On Euclidean space $\mathbb R^n$, how to prove that $$f(x) = \int_{0}^{\infty} f_{\lambda} (x) \, d\lambda ,$$
where $\Delta f_{\lambda} (x) = -\lambda^2 f_{\lambda}(x) $, whith $\Delta$ is the Laplacian on $\mathbb R^n$, and $f_{\lambda}$ given by $$f_{\lambda} (x) = (2\pi)^{-n} \lambda^{n-1} \int_{\mathbb S^{n-1}} \widehat{f}(\lambda u) \, e^{i \, \lambda \, x .u} \, du.$$ Thanks you in advance
As discussed in the comments, we are only left to show that $\Delta f_{\lambda}(x) = - \lambda^2 f_{\lambda}(x)$ The following proof will work if $f \in C^2(\mathbb{R}^n)$ and it, together with all of its partial derivatives up to second order are in $L^1$, so that differentiation under the sign is justified. Also, we need $\widehat{f} \in L^1$, so that all the operations are justified.

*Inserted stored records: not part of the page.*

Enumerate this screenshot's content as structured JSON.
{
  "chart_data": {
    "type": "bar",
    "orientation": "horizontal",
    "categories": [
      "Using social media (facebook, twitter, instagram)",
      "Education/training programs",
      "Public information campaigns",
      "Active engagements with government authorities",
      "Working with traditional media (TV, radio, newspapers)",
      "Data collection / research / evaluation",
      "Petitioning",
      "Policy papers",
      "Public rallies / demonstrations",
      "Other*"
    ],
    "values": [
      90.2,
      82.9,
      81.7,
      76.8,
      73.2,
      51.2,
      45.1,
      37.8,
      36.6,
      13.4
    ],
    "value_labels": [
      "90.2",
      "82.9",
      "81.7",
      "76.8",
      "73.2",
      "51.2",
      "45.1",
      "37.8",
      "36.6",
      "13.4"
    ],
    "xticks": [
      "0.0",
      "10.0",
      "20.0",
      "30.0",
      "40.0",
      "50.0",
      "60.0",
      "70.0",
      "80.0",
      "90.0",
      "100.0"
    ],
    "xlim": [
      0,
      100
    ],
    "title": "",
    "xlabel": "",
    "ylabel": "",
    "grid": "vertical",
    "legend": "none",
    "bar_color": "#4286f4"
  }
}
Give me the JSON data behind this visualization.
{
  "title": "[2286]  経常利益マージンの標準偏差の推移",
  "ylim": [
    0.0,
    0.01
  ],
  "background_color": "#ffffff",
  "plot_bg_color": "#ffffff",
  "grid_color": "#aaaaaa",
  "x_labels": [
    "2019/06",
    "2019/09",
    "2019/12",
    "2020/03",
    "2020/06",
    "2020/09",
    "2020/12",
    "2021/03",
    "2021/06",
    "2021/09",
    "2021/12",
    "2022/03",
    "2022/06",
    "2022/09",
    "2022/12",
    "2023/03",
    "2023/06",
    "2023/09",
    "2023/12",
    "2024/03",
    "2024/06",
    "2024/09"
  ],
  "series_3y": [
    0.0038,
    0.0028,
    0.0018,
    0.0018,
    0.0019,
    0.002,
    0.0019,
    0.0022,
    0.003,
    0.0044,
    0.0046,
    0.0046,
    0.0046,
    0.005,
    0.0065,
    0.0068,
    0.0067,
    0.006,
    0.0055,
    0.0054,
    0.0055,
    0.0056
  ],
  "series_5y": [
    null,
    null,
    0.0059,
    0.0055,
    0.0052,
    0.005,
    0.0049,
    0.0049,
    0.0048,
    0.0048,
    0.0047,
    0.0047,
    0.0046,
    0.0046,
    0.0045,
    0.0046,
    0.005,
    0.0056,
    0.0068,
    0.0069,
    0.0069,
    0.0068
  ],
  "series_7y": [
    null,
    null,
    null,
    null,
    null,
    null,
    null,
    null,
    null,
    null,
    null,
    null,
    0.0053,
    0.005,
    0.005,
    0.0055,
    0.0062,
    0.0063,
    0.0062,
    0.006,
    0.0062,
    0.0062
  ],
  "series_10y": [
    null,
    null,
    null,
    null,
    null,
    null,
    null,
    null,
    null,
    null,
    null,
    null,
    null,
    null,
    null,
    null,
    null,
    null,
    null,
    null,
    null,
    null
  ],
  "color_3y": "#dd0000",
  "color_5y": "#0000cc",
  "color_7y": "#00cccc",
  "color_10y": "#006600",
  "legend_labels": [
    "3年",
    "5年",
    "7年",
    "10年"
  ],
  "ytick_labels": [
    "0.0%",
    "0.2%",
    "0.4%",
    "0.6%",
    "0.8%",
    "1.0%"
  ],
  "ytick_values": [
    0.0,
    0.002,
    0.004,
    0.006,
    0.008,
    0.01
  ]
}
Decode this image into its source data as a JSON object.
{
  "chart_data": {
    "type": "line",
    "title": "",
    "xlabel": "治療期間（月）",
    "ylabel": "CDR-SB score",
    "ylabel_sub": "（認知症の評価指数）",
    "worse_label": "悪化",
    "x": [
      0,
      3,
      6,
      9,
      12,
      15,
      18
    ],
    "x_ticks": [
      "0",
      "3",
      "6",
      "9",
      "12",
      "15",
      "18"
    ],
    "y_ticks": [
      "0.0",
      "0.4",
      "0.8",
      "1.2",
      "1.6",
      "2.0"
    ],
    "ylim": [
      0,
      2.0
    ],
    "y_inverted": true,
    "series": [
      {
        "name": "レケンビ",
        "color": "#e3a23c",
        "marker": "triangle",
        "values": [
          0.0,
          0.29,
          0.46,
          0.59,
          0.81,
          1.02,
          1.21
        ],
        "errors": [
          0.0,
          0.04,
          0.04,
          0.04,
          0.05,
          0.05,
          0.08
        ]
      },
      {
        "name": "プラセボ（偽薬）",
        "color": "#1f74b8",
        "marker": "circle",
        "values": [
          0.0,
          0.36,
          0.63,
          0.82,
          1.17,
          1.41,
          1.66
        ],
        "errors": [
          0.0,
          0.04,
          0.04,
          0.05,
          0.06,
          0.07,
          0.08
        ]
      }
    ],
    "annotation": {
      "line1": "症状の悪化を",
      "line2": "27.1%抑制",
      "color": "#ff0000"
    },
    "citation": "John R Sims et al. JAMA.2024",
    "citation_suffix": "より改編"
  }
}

Under these coditions we can interchange the Laplace operator and the integral $$\Delta f _\lambda (x) = (2 \pi)^{-n} \lambda^{n-1}\int_{\mathbb{S}^{n-1}} \Delta (\widehat{f}(\lambda u) e^{\lambda x\cdot u}) d \sigma(u)$$ Because the differentiation is with respect to $x_i, 1\leq i \leq n$ we get
$$\Delta f _\lambda (x) = (2 \pi)^{-n} \lambda^{n-1}\int_{\mathbb{S}^{n-1}} \widehat{f}(\lambda u) e^{i\lambda x\cdot u} (i \lambda)^2 (u_1^2 + \cdots + u_n ^2) d \sigma(u)$$ We are on the sphere so $u_1^2 + \cdots + u_n = 1$ and the result follows. The rest is just an integration in Polar coordinates and the Fourier inversion formula.